Towards Confidential and Efficient LLM Inference with Dual Privacy Protection
Honglan Yu 1,2,3, Yibin Wang 1,2,3, Feifei Dai 1, Dong Liu 1, Haihui Fan 1, Xiaoyan Gu 1,2,3
Published on arXiv
2509.09091
Sensitive Information Disclosure
OWASP LLM Top 10 — LLM06
Key Finding
CMIF reduces TEE-induced inference overhead from 6.5× to 1.54× while preserving user input privacy against a curious inference server.
CMIF (Confidential and efficient Model Inference Framework)

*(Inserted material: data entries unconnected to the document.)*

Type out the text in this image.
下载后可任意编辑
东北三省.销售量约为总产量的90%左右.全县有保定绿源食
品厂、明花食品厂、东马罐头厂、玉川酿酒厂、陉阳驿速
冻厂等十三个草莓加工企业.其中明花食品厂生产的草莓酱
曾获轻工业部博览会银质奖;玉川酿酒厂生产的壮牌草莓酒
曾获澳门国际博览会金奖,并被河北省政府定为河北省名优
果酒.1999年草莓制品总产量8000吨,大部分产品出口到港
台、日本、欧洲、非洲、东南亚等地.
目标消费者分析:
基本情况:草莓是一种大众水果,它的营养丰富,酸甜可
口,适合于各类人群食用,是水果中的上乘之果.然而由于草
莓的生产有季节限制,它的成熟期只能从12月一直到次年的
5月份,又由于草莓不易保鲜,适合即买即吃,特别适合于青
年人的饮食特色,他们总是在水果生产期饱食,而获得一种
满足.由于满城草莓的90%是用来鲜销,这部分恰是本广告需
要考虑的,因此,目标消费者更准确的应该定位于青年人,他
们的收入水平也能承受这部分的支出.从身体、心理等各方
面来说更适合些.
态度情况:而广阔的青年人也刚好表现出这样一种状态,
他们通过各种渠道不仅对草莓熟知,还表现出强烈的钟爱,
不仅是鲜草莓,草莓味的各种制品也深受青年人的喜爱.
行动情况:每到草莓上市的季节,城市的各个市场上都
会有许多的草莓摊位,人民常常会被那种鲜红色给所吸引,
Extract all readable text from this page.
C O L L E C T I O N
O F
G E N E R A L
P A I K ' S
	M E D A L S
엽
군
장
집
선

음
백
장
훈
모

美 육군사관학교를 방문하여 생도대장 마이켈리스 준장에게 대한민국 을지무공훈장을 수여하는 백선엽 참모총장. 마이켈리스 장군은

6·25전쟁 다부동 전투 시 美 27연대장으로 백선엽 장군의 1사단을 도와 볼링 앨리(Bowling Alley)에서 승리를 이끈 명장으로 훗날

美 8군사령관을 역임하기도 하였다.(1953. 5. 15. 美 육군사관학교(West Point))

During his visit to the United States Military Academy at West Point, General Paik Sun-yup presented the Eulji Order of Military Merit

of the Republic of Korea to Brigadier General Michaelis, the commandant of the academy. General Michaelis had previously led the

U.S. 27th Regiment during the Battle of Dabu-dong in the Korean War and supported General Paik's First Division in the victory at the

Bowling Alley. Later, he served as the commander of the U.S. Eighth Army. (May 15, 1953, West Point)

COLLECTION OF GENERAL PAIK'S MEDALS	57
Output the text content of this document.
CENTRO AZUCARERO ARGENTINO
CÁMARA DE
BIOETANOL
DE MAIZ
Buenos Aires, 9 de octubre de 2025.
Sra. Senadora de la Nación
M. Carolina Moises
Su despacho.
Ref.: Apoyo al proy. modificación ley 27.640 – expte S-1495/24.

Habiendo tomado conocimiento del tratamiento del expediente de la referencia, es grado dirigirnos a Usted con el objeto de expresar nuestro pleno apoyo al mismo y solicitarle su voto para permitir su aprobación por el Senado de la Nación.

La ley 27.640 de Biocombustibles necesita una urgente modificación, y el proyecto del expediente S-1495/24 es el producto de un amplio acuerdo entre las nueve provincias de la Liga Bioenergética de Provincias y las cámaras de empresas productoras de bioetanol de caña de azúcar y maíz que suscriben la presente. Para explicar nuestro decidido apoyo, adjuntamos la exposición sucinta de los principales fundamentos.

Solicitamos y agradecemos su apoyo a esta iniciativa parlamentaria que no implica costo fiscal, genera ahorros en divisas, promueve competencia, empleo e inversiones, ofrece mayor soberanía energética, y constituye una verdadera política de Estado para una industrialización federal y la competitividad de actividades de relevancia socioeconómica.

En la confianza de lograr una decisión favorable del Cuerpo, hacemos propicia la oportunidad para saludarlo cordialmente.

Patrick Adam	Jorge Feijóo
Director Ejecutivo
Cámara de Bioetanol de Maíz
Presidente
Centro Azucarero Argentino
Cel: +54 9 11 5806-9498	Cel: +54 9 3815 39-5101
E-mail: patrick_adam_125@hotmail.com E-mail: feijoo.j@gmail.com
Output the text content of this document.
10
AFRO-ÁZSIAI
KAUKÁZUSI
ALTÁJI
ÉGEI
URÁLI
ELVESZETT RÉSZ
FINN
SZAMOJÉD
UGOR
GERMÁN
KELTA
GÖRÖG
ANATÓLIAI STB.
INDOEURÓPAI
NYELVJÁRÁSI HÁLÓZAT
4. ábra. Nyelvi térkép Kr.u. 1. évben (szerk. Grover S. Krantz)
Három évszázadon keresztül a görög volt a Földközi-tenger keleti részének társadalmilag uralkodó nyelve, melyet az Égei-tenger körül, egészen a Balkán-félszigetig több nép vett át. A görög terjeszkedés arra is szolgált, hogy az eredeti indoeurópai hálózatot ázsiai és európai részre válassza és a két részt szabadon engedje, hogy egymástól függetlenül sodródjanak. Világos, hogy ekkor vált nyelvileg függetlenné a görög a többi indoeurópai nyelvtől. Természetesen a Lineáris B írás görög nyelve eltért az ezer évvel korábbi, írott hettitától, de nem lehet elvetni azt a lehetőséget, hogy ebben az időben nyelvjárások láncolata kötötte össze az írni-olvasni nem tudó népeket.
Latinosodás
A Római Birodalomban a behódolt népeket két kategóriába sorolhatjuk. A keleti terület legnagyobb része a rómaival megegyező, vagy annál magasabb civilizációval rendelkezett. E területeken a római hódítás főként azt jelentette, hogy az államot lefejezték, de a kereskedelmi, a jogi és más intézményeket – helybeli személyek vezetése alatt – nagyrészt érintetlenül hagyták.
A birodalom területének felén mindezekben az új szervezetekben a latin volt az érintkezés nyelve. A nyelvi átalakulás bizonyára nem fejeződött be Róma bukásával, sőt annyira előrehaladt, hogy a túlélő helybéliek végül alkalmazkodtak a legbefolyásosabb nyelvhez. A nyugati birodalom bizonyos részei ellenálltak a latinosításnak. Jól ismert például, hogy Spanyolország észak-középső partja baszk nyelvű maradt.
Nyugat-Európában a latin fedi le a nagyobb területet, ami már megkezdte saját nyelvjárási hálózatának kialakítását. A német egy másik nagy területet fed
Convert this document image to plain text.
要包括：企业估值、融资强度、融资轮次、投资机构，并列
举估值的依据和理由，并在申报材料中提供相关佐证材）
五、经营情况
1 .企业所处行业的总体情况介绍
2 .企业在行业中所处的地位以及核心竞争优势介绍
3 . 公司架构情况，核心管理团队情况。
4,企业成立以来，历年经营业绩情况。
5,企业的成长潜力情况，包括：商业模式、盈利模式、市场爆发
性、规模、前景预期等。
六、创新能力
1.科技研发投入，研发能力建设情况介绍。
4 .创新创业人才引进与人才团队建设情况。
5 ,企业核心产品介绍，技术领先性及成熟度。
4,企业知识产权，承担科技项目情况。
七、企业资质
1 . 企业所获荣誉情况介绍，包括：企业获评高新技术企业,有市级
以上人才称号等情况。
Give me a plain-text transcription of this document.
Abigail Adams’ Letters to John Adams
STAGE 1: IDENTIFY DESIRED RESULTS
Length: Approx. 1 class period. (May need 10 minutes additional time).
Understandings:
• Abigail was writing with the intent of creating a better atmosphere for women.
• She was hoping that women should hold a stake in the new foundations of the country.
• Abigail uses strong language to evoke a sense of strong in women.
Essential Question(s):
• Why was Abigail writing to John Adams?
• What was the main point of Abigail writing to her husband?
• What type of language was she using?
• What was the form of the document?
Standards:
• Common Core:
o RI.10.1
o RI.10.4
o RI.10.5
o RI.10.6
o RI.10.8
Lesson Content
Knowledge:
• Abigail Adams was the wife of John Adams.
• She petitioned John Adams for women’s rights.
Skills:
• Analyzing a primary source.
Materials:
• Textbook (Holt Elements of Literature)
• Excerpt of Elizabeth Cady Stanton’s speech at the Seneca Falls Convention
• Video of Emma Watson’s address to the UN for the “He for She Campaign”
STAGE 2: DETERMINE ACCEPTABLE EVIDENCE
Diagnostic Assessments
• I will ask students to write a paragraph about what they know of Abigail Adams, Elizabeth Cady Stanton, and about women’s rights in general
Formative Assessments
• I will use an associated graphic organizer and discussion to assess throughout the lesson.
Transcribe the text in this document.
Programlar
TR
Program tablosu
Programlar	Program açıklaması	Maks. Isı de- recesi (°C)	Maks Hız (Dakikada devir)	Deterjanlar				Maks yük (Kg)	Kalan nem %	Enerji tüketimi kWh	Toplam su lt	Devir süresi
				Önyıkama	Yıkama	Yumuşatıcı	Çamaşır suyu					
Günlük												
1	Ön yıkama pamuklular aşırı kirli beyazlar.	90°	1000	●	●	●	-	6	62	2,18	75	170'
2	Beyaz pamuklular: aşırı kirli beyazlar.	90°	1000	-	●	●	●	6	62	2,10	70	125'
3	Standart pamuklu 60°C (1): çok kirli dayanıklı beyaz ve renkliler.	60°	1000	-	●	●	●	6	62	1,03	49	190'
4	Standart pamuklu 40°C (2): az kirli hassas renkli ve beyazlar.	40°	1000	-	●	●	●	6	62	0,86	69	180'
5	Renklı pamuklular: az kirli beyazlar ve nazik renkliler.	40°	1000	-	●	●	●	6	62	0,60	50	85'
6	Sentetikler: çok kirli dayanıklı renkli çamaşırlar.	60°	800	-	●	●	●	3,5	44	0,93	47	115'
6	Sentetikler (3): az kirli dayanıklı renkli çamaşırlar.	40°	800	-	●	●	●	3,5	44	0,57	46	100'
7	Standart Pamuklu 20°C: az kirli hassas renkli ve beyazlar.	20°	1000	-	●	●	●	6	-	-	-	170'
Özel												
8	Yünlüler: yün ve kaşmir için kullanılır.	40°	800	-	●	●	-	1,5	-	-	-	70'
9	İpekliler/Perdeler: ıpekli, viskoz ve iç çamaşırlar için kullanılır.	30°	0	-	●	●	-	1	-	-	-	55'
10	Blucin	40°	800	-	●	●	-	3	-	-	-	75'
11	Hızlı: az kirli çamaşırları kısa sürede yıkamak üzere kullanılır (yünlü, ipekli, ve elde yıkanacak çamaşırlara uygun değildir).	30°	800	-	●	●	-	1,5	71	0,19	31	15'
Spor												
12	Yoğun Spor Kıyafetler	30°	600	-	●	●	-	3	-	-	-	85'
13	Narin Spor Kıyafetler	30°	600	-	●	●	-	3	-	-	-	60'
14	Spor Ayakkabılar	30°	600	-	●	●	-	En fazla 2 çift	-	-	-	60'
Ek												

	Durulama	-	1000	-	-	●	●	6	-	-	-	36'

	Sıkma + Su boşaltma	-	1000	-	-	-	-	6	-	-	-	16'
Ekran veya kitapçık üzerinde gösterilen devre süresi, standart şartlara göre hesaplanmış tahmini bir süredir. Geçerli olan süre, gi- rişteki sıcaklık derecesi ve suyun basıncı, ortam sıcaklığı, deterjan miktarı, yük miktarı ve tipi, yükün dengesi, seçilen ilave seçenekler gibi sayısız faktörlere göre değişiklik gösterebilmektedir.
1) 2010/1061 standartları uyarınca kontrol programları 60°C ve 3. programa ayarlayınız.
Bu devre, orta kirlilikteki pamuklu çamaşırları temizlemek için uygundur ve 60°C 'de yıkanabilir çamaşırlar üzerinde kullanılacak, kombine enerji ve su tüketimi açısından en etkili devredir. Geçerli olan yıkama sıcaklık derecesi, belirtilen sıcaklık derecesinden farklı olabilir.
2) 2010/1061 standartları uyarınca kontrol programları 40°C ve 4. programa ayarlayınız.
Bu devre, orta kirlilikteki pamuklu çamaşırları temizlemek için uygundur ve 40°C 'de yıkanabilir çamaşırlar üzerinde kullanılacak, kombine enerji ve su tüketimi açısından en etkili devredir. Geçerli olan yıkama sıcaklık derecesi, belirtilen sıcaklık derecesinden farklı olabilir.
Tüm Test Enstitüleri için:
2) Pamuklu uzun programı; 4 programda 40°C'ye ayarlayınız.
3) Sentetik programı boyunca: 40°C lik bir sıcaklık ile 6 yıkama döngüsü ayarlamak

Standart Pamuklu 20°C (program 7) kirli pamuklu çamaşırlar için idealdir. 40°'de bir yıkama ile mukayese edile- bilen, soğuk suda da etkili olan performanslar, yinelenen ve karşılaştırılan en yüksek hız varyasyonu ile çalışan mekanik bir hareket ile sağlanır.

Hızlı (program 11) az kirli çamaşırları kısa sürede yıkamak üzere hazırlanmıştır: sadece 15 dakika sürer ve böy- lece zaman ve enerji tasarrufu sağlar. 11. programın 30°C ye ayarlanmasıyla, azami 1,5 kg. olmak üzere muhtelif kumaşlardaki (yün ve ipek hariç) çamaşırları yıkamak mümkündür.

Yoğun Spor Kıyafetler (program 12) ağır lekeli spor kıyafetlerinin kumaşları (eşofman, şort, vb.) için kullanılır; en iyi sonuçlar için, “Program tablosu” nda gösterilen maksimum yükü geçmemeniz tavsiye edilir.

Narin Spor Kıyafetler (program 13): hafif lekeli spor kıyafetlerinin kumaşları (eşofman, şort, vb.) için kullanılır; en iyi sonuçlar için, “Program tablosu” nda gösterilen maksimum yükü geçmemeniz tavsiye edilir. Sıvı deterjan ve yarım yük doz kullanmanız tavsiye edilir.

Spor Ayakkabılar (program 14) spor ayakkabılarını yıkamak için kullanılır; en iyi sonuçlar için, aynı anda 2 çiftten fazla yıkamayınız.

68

Novel technique introduced
CPU-based trusted execution environments (TEEs) and differential privacy (DP) have gained wide applications for private inference. Due to high inference latency in TEEs, researchers use partition-based approaches that offload linear model components to GPUs. However, dense nonlinear layers of large language models (LLMs) result in significant communication overhead between TEEs and GPUs. DP-based approaches apply random noise to protect data privacy, but this compromises LLM performance and semantic understanding. To overcome the above drawbacks, this paper proposes CMIF, a Confidential and efficient Model Inference Framework. CMIF confidentially deploys the embedding layer in the client-side TEE and subsequent layers on GPU servers. Meanwhile, it optimizes the Report-Noisy-Max mechanism to protect sensitive inputs with a slight decrease in model performance. Extensive experiments on Llama-series models demonstrate that CMIF reduces additional inference overhead in TEEs while preserving user data privacy.
Key Contributions
- CMIF framework that deploys the embedding layer + DP sanitization inside a client-side TEE while offloading remaining LLM computation to GPU servers, reducing TEE inference overhead from 6.5× to 1.54× over baseline.
- Optimized Report-Noisy-Max (RNM) text sanitization mechanism that replaces sensitive tokens with semantically coherent alternatives under differential privacy, outperforming prior DP-based methods at comparable privacy budgets.
- Dual-layer privacy protection combining TEE hardware isolation (for model/sanitizer confidentiality) with DP input obfuscation (for user query privacy), evaluated on Llama-series models.